First, he said that no solid definition exists for short-term residential rentals, thus the zoning administrator cannot technically summarize their use.

“How can you make a statement about a short-term rental without defining what it is?” LeBlanc inquired while discussing the matter.

He also believes that the zoning administration — Adkins and his staff members — did not look at the entire land management code when they made their determination, only certain portions of it.

“They are not looking at the complete code, they are looking at a few sections and saying, ‘a dwelling is for families.’ Well, only in a certain context,” LeBlanc explained.

In turn, he said members of the zoning administration are not enforcing their own codes when it comes to short-term, online rentals.

“If you’re a citizen of this town and you think you live in a residential area that will radically be residential, that is not what zoning is doing,” he said. “It is allowing businesses to encroach on your neighborhood and turning it into [an] Airbnb haven.”

LeBlanc added that although he supports regulating Airbnb rentals, he is not trying to create new legislation through the appeal.

“I’m just simply saying it’s defined in the code and you should be following it,” he said. “Just simply saying it’s defined in code and you should be following it. I’m not suggesting it’s right or wrong, I’m just simply saying they are not following it.”

He also made a host of other points, which are included in the filing. But overall, he called the determination “incomplete,” “not concurrent” and “erroneous,” and is asking the zoning board to reverse it.

“Somebody needs to take some action,” he said. “The primary reason, as we’ve discussed before, is as the world turns, more and more people are turning their residences in neighborhoods into Airbnbs.”

Current climate for Airbnb owners

In Frederick, like many other communities in the country, Airbnb owners can pretty much do as they please.
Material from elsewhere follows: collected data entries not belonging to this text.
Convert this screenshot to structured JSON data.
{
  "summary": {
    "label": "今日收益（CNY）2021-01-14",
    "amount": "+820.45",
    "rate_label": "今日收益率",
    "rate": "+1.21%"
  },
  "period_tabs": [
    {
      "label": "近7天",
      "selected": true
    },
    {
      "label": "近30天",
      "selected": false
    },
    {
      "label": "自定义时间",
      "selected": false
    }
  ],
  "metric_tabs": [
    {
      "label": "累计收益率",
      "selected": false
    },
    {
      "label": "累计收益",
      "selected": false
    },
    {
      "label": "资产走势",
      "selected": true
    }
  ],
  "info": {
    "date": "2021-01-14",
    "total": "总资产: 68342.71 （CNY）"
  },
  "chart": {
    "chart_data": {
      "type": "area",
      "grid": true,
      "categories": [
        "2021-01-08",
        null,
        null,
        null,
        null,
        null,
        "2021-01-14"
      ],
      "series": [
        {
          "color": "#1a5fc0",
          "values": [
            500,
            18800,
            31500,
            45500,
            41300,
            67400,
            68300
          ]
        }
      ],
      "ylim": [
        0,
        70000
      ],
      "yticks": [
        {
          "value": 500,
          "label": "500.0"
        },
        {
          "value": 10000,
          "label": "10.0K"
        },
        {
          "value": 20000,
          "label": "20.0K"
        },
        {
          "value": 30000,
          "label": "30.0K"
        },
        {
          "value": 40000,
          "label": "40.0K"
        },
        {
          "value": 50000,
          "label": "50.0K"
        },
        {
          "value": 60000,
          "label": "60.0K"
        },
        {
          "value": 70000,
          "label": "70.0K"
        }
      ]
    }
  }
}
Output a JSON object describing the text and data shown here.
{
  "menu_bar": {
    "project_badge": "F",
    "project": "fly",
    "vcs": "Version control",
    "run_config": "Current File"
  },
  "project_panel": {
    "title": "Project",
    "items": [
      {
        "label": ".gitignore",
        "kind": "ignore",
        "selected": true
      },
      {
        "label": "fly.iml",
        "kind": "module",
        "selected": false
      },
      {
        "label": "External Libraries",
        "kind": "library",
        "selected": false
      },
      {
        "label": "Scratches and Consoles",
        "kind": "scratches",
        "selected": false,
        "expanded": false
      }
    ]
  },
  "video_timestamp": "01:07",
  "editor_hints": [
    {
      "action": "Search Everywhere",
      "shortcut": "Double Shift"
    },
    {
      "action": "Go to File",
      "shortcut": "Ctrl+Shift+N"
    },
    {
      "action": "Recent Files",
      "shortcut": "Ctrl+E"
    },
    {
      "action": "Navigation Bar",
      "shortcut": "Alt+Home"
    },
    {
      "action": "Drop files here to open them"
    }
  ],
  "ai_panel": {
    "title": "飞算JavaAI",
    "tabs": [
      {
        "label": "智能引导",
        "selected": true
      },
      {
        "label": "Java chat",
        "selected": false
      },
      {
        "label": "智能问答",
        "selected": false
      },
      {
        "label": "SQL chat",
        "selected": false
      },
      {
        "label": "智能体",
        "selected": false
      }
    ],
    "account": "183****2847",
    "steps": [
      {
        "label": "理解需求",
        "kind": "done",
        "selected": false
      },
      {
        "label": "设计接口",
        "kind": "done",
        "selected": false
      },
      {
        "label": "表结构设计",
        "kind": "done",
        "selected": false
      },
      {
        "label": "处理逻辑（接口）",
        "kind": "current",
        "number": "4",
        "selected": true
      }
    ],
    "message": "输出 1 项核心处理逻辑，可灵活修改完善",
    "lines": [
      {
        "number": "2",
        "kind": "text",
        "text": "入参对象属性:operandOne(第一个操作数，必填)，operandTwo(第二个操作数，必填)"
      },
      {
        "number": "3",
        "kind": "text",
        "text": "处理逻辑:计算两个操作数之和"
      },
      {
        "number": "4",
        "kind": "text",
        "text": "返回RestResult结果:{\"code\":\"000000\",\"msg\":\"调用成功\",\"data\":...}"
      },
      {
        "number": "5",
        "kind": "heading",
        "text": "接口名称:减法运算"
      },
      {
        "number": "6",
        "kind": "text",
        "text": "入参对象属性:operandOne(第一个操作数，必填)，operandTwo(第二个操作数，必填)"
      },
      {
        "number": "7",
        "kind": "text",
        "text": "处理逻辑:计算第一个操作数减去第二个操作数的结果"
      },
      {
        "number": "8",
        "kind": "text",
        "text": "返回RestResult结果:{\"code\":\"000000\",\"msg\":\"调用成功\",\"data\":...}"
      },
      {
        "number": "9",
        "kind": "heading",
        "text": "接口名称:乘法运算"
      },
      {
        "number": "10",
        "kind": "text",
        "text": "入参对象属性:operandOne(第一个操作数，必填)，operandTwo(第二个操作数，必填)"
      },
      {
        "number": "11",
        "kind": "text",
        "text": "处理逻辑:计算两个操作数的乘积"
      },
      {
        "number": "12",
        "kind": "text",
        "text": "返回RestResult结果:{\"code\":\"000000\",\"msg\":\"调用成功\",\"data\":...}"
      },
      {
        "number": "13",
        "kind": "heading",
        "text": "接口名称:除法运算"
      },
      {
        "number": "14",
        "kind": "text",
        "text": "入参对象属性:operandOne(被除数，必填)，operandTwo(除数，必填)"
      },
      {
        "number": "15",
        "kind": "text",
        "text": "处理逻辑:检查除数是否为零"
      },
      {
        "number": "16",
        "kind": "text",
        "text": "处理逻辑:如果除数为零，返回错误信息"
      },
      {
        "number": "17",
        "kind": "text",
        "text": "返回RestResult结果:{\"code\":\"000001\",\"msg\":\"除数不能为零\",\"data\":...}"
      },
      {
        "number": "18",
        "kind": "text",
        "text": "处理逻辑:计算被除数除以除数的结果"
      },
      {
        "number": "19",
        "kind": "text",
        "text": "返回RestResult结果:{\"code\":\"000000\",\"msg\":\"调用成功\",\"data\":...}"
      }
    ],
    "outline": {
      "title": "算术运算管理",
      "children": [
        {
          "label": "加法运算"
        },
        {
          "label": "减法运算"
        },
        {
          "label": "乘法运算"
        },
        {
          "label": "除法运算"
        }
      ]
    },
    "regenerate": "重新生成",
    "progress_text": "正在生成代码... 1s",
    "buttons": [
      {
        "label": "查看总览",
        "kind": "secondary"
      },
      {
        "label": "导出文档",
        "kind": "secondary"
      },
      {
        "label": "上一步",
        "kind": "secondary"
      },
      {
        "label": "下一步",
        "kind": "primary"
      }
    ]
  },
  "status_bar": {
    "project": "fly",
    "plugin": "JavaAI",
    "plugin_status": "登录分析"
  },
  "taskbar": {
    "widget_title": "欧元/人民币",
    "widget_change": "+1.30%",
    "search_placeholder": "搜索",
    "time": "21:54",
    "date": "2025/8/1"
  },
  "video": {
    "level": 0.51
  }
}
They are not regulated and they do not have to pay any extra taxes to the local community. Residents such as LeBlanc have been complaining for some time about not only the unfairness, but also about the existence of the transient neighbors and the effect on things such as parking and safety.

Some neighboring counties have taken the plunge and charged taxes to Airbnb owners, and legislation has floated around the state to regulate them, but nothing has stuck yet. Members of a Neighborhood Advisory Council 11 subcommittee — with which LeBlanc is involved — are still researching the matter to come up with recommendations for potential local legislation.

But until something happens, online rentals will continue to operate without any oversight.